UP | HOME

Compiler Example: C to Assembly

The gist: Use recursive descent to compile statements and expressions in C into assembly. Assume we have a stream of tokens as input. Two key things are needed:

  1. A way to parse:
    • statements:
      • Unconditional statements
      • Conditional statements, e.g. ifelse
      • Compound statements, e.g. statement1; statement2;
      • Iteration, e.g. while
    • expressions:
      • constants
      • variable, e.g.
      • arithmetic operations
      • assignment
  2. A way to break C code into simple statements that can be parsed. This is recursive descent.

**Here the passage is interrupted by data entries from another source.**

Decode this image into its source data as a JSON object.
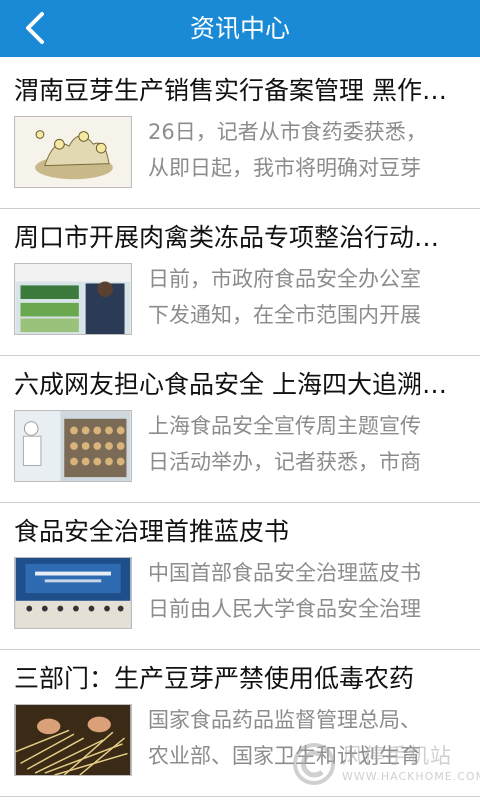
{
  "header": {
    "title": "资讯中心",
    "back_icon": "chevron-left-icon",
    "color": "#1b8ad6"
  },
  "news": [
    {
      "title": "渭南豆芽生产销售实行备案管理 黑作坊要遭严打",
      "summary_line1": "26日，记者从市食药委获悉，",
      "summary_line2": "从即日起，我市将明确对豆芽"
    },
    {
      "title": "周口市开展肉禽类冻品专项整治行动保障食品安全",
      "summary_line1": "日前，市政府食品安全办公室",
      "summary_line2": "下发通知，在全市范围内开展"
    },
    {
      "title": "六成网友担心食品安全 上海四大追溯系统即将上线",
      "summary_line1": "上海食品安全宣传周主题宣传",
      "summary_line2": "日活动举办，记者获悉，市商"
    },
    {
      "title": "食品安全治理首推蓝皮书",
      "summary_line1": "中国首部食品安全治理蓝皮书",
      "summary_line2": "日前由人民大学食品安全治理"
    },
    {
      "title": "三部门：生产豆芽严禁使用低毒农药",
      "summary_line1": "国家食品药品监督管理总局、",
      "summary_line2": "农业部、国家卫生和计划生育"
    }
  ],
  "watermark": {
    "text": "风停手机站",
    "url": "WWW.HACKHOME.COM"
  }
}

0.1 Examples of parsing expression

0.1.1 To parse the assignment a = <expr>

  1. compile_expression(expr) and store result in register x with CMOVE
  2. ST(Rx, a)

Here, note that a is an address into the stack. In assembly, the address would have earlier been set aside, as in a: LONG

0.1.2 To parse the operation <expr_1> + <expr_2>

  1. compile_expression(<expr_1>) and store result in register x
  2. compile_expression(<expr_1>) and store result in register y
  3. ADD(rx, ry, rx) add rx and ry and store result in rx

0.2 Examples of parsing a statement

0.2.1 To parse a compound unconditional statement

Given {<statement_1>; <statement_2>} The compiler does the following:

  1. compile_statement(statement_1)
  2. compile_statement(statement_2)

0.2.2 To parse a conditional

Given if (<expr>) <statement> The compiler produce the following:

  1. compile_expression(expr) and store the result of the computation in register x
  2. BF(rx, Lendif) if rx is false, then branch to the label Lendif
  3. compile_statement(statement)
  4. Add the label Lendif:

These examples help me understand how to get from a high-level programming language to assembly, but modern compilers work slightly differently.

1 How to parse:

Recursive descent is a top-down strategy for parsing. Beginning with the start symbol \(S\), the parser attempts to fit all the rules that have \(S\) on the LHS to the input.

Other methods of building the parse tree include bottom up methods, such as the CYK Algorithm.